“Ecostation” Waldsassen

Ecostation WS startet in 2002 as an environmental learning location, where people could find informations and details about contemporary ecological problems, e.g. sour rain, species extinction or climate change. It provided visitors with helpful information like the physics of weather, the life of bees and similar topics. It was a one-directional learning environment regarding the visitor only as a receptor of knowledge, or, if it were digital, one might have named it »school 1.0«.

In 2012 a new executive took over after the sudden death of the former one. Also a geo-ecologist, he transformed the Ecostation profoundly. His aim was not to educate people by providing information for individual learning processes, but involving visitors into the creation and mediation of practical? knowledge e.g. by interactive learning paths or projects. He also incorporated co-workers (students, jobless people, migrants, retired people) who were interested in the Ecostation to establish a common oevre in the sense of H. Lefebvre or R. Sennett: a commonly acquired knowledge about nature and environment which gives a ‚feedback‘ to its creators: self-esteem and shared wisdom. So it fulfilled the unlikely twofold process of individualisation and collectivization at the same time.


The main insights the new executive brought to the project were that you have to interact with nature or aspects of nature and the environment to learn the most and – decisive – to transform yourself . His aim was that the collaborators can re-adopt things once lost in the process of civilization: respect and practical understanding of the principles nature (the helpful effects of herbs for instance) which in part are the human ones, too. This practical involvement brings yourself in a ‚resonant‘ disposition to nature and your collaborators to learn about you and your concrete surrounding (social and natural). He achieved this social and individual integration by practicing or interacting with nature, which leads to a change of the self through practical work. This is not to discipline people or commit them to higher or abstract goals (as in the military service, monasteries, residential schools etc.) but enable them to more independence.

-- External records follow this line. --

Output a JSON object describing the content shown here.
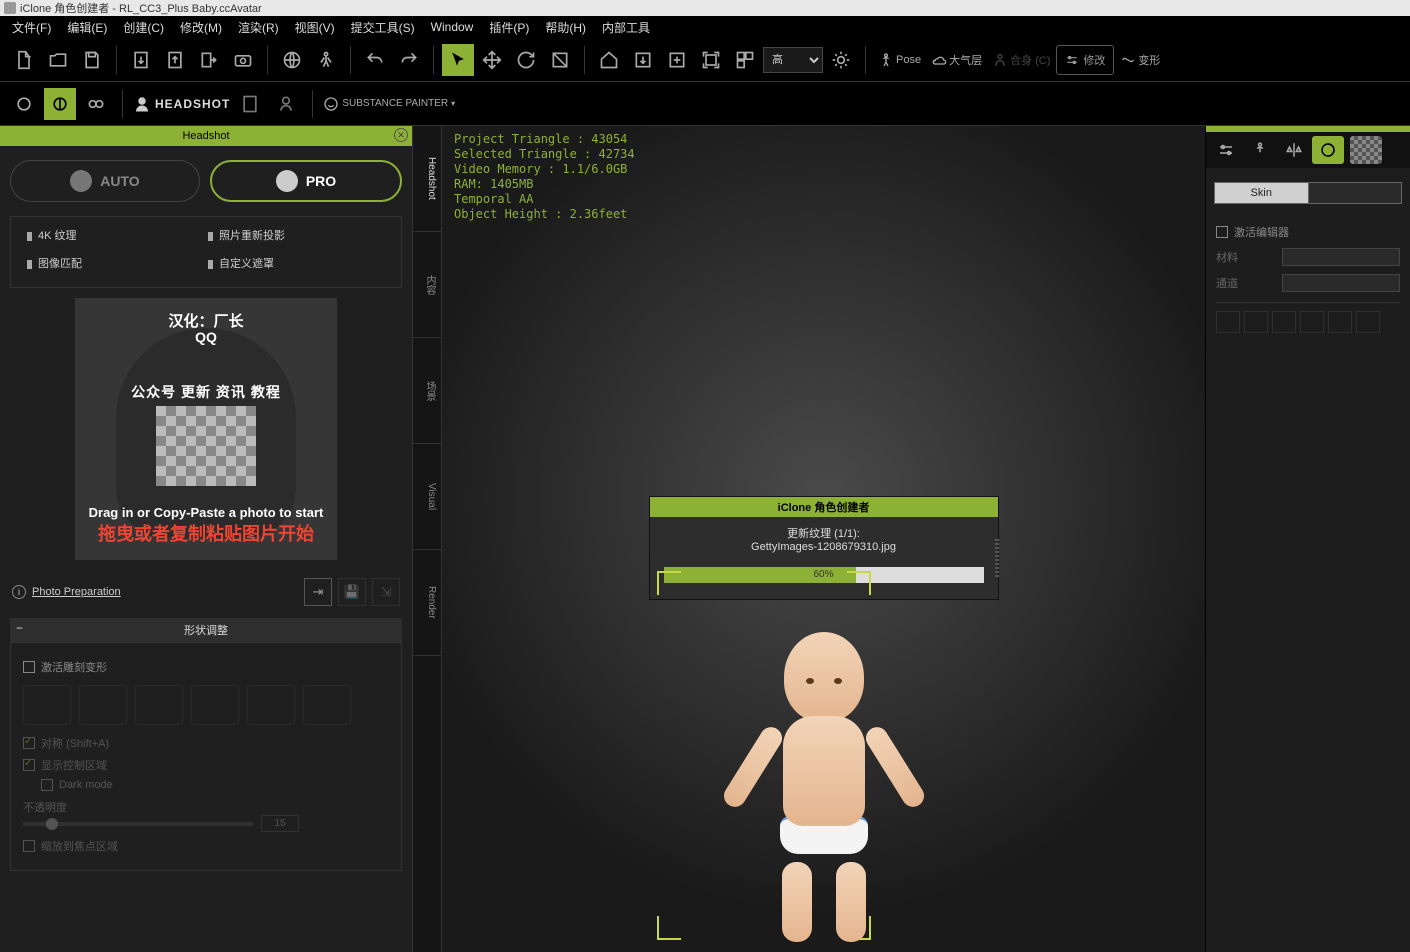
{
  "app": {
    "title": "iClone 角色创建者 - RL_CC3_Plus Baby.ccAvatar"
  },
  "menu": {
    "file": "文件(F)",
    "edit": "编辑(E)",
    "create": "创建(C)",
    "modify": "修改(M)",
    "render": "渲染(R)",
    "view": "视图(V)",
    "submit": "提交工具(S)",
    "window": "Window",
    "plugins": "插件(P)",
    "help": "帮助(H)",
    "internal": "内部工具"
  },
  "toolbar": {
    "quality": "高",
    "pose": "Pose",
    "atmos": "大气层",
    "fit": "合身 (C)",
    "modify": "修改",
    "deform": "变形"
  },
  "pluginbar": {
    "headshot": "HEADSHOT",
    "substance": "SUBSTANCE PAINTER"
  },
  "headshot": {
    "title": "Headshot",
    "auto": "AUTO",
    "pro": "PRO",
    "opt1": "4K 纹理",
    "opt2": "照片重新投影",
    "opt3": "图像匹配",
    "opt4": "自定义遮罩",
    "drop_zh1": "汉化：厂长",
    "drop_qq": "QQ",
    "drop_zh2": "公众号 更新 资讯 教程",
    "drop_en": "Drag in or Copy-Paste a photo to start",
    "drop_zh3": "拖曳或者复制粘贴图片开始",
    "photo_prep": "Photo Preparation",
    "shape_header": "形状调整",
    "activate_sculpt": "激活雕刻变形",
    "symmetry": "对称 (Shift+A)",
    "show_control": "显示控制区域",
    "dark_mode": "Dark mode",
    "opacity": "不透明度",
    "opacity_val": "15",
    "zoom_focus": "缩放到焦点区域"
  },
  "side_tabs": {
    "t1": "Headshot",
    "t2": "内容",
    "t3": "场景",
    "t4": "Visual",
    "t5": "Render"
  },
  "viewport": {
    "stats": "Project Triangle : 43054\nSelected Triangle : 42734\nVideo Memory : 1.1/6.0GB\nRAM: 1405MB\nTemporal AA\nObject Height : 2.36feet"
  },
  "progress": {
    "title": "iClone 角色创建者",
    "line1": "更新纹理 (1/1):",
    "line2": "GettyImages-1208679310.jpg",
    "percent": "60%"
  },
  "right": {
    "skin": "Skin",
    "activate_editor": "激活编辑器",
    "material": "材料",
    "channel": "通道"
  }
}
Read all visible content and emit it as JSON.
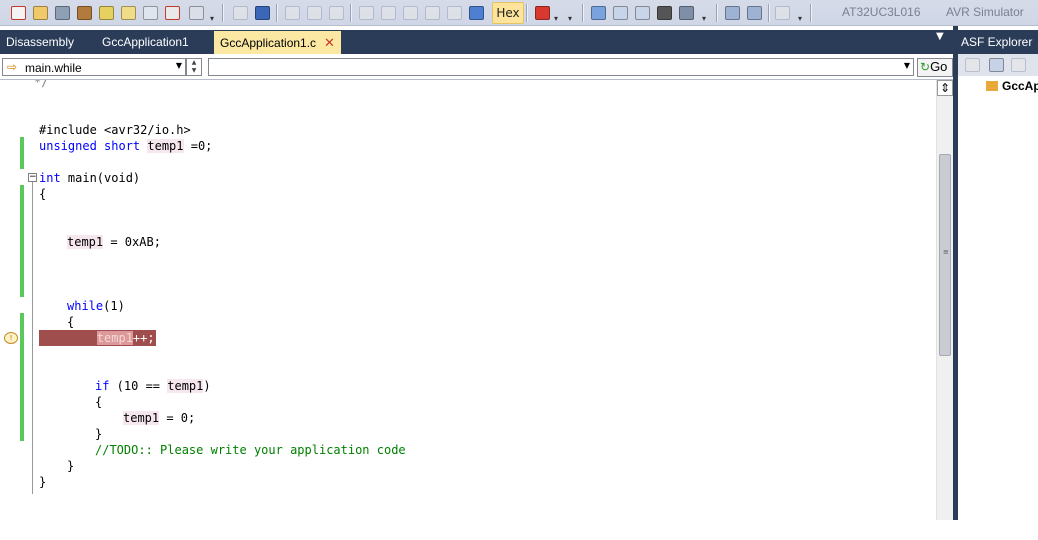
{
  "toolbar": {
    "hex_label": "Hex",
    "device_label": "AT32UC3L016",
    "tool_label": "AVR Simulator",
    "icons": [
      "checkbox-icon",
      "open-icon",
      "wrench-icon",
      "tools-icon",
      "tag-icon",
      "tag2-icon",
      "braces-icon",
      "spellcheck-icon",
      "paste-icon",
      "play-pause-icon",
      "stop-icon",
      "step-icon",
      "pause-icon",
      "run-icon",
      "step-over-icon",
      "step-into-icon",
      "step-out-icon",
      "run-to-icon",
      "step-return-icon",
      "stop-debug-icon",
      "record-icon",
      "layout-icon",
      "memory-icon",
      "registers-icon",
      "processor-icon",
      "disassembly-icon",
      "calendar-icon",
      "watch-icon",
      "tool-icon"
    ]
  },
  "tabs": [
    {
      "label": "Disassembly",
      "active": false
    },
    {
      "label": "GccApplication1",
      "active": false
    },
    {
      "label": "GccApplication1.c",
      "active": true
    }
  ],
  "navbar": {
    "scope_value": "main.while",
    "address_value": "",
    "go_label": "Go"
  },
  "code": {
    "lines": [
      {
        "text": "#include <avr32/io.h>"
      },
      {
        "kw": "unsigned short ",
        "var": "temp1",
        "rest": " =0;"
      },
      {
        "kw": "int",
        "rest": " main(void)"
      },
      {
        "rest": "{"
      },
      {
        "var": "temp1",
        "rest": " = 0xAB;"
      },
      {
        "kw": "while",
        "rest": "(1)"
      },
      {
        "rest": "{"
      },
      {
        "hl_pre": "        ",
        "hl_var": "temp1",
        "hl_post": "++;"
      },
      {
        "kw": "if",
        "rest": " (10 == ",
        "var": "temp1",
        "rest2": ")"
      },
      {
        "rest": "{"
      },
      {
        "var": "temp1",
        "rest": " = 0;"
      },
      {
        "rest": "}"
      },
      {
        "comment": "//TODO:: Please write your application code"
      },
      {
        "rest": "}"
      },
      {
        "rest": "}"
      }
    ],
    "top_fragment": "*/"
  },
  "asf": {
    "title": "ASF Explorer",
    "item": "GccAp"
  },
  "colors": {
    "tab_bg": "#2b3c59",
    "active_tab": "#fbe9a3",
    "change_marker": "#5ac85a",
    "current_line": "#9f4d4d",
    "keyword": "#0000ff",
    "comment": "#008000"
  }
}
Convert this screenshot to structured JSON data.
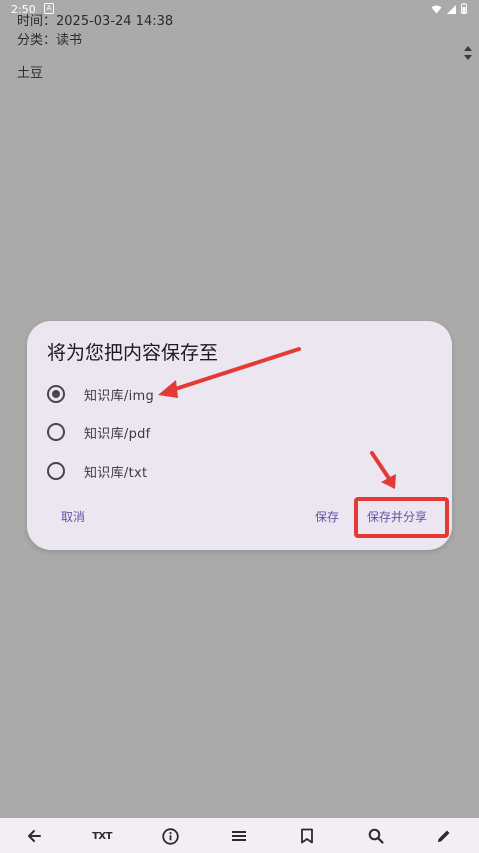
{
  "status_bar": {
    "time": "2:50"
  },
  "note": {
    "time_line": "时间：2025-03-24 14:38",
    "category_line": "分类：读书",
    "content": "土豆"
  },
  "dialog": {
    "title": "将为您把内容保存至",
    "options": [
      {
        "label": "知识库/img",
        "selected": true
      },
      {
        "label": "知识库/pdf",
        "selected": false
      },
      {
        "label": "知识库/txt",
        "selected": false
      }
    ],
    "buttons": {
      "cancel": "取消",
      "save": "保存",
      "save_share": "保存并分享"
    }
  },
  "bottom_bar": {
    "txt_label": "TXT"
  },
  "colors": {
    "accent": "#6750a4",
    "annotation": "#e53935",
    "scrim": "#aaaaaa",
    "dialog_bg": "#ece6f0"
  },
  "icons": [
    "back-arrow-icon",
    "txt-icon",
    "info-icon",
    "menu-icon",
    "bookmark-icon",
    "search-icon",
    "edit-icon"
  ]
}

The project aims – besides the practical and aesthetical benefit of cultivating a garden – on autonomy both for the engaged people as well as for the executive, who’s ideas and activities are not generally accepted in the city. As he focussed on the integration of marginalised people in a periphery region which does not offer huge possibilities, he positioned himself and the whole project on the fringes of the social and political life, cutting or challenging traditional lines of power (parties, associations). Besides its general use for ecological practices he considers the Ecostation Waldsassen as a project of emancipation: for him from the local authorities, for the mates by fostering self-esteem of people in crisis. A side effect of the work with migrants is interculturality, which fosters exchange between locals and newcomers.